Western consumers will be relieved they won’t have to eat grasshoppers for protein as cows are herded into the doghouse because of their involuntary methane emissions. An Israeli startup has come up with a way to jack up the protein content of certain legumes without resorting to genetic engineering.
It’s no joke: Cow farming is being blamed as a major source of emissions causing global warming. Scientists are urging people to cut down on beef in favor of plant-based protein. But there isn’t much out there in nature.
Chickpeas, lentils, cowpeas, mung beans and yellow peas developed by Israeli startup Equinom contain around 50 percent more protein than commercial varieties, says the company, which was founded in 2012 near Rehovot in the center of the country.
Soybeans were eschewed because of their allergenic properties, market saturation and not-rare consumer aversion, Equinom founder and CEO Gil Shalev told Haaretz.
Wild wheat famously has a higher protein content than domesticated variants, but in the Land of the Legume, naturally occurring species aren’t relevant. They’re exotics, like the wild tomato, which is green and poisonous, Shalev notes. Also, wild legumes aren’t generally higher in protein content.
Even now, legume farmers seek yield, not nutritive content, Shalev adds. Beans are still used in Asia to make noodles and glue, for instance, so developers sought to ramp up starch, not protein.
The same applies to Canada, the world’s main source of the yellow pea. Equinom set out to increase protein content in legumes other than the despised soybean without compromising yield.
As eating beef starts to become embarrassing, and soy remains unbeloved, “we sought alternatives that aren’t science fiction,” Shalev says.
Outdoing nature by natural means
In the era of DIY genetic engineering, how did Equinom achieve a non-engineered high-protein product that outperforms nature, and quickly at that?
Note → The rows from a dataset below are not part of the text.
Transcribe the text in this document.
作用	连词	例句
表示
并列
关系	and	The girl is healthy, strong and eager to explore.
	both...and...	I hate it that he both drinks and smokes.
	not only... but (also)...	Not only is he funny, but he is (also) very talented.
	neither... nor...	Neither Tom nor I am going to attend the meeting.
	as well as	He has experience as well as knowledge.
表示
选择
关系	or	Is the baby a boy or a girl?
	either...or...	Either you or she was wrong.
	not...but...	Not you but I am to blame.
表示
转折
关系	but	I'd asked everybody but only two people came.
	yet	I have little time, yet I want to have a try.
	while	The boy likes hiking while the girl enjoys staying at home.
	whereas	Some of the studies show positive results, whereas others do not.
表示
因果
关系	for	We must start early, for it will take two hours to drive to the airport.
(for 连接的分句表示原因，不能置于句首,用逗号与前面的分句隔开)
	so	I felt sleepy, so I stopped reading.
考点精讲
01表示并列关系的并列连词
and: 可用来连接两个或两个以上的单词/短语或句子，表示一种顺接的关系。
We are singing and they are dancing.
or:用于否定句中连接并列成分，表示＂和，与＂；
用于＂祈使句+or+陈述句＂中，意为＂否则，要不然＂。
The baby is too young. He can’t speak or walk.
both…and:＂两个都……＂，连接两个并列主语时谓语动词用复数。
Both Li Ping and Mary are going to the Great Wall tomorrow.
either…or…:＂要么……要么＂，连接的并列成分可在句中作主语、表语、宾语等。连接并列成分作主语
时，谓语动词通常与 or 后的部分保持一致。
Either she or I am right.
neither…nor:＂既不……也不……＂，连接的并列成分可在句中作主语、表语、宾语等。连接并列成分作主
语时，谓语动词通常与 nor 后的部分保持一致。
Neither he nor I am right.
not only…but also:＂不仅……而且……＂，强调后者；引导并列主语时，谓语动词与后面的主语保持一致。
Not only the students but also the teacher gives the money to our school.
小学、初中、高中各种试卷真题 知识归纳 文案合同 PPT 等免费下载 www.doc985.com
Equinom locates the many genes involved in protein content and, working with computer simulations, models the interaction between these genes. It picks plants, each with different desirable qualities, and hybridizes them, using classic methods possibly going back thousands of years.
The plants it hybridizes may come from different parts of the world entirely, but there’s not a genetic engineer in the room. Having created a variant, it commercializes it and registers a patent, based on the genetic combination that never existed in nature.
“We started with yellow peas, in Canada, then turned to other legumes,” Shalev says. The high-protein pea variants are still in development.
Equinom also developed and commercialized high-yield sesame, which – crucially – can be mechanically harvested. When normal sesame ripens it spills its seed onto the ground, which has to be collected manually.
That’s why sesame is grown almost exclusively in the developing world. A key client for Equinom’s high-yields sesame is none other than PepsiCo, Shalev says, not for soda of course but for the 50 percent it owns in the Sabra Dipping Company.
“Big companies, like Monsanto for instance, engineer a new molecule, locate and modify genes to provide added value, and introduce them into variants using genetic engineering,” Shalev says. “Its techniques can cost hundreds of millions of dollars. We don’t engage in a single molecule or gene – you’ll never increase protein in peas using a single gene.”
Shalev adds that Equinom’s classically bred hybrid variants, albeit designed on the fast track using bioinformatics, don’t require more water or nutrients, for instance. Like all legumes, they rely on a symbiotic relationship with fungi to fix nitrate in the soil.
Shalev isn’t worried about competition; he says he doesn’t know of any other company doing anything like what Equinom is doing. Its latest financing was provided by Israel-based venture capital fund Fortissimo Capital.
Equinom, founded in 2012, had previously raised $2.25 million from seed development company Hazera and private investors. It will use the money to pursue commercialization of its pea products and more development.
What next? More legumes. “The market today shows demand for vegetable protein ... but there are no solutions other than soybeans,” Shalev says. His company has already gone beyond that.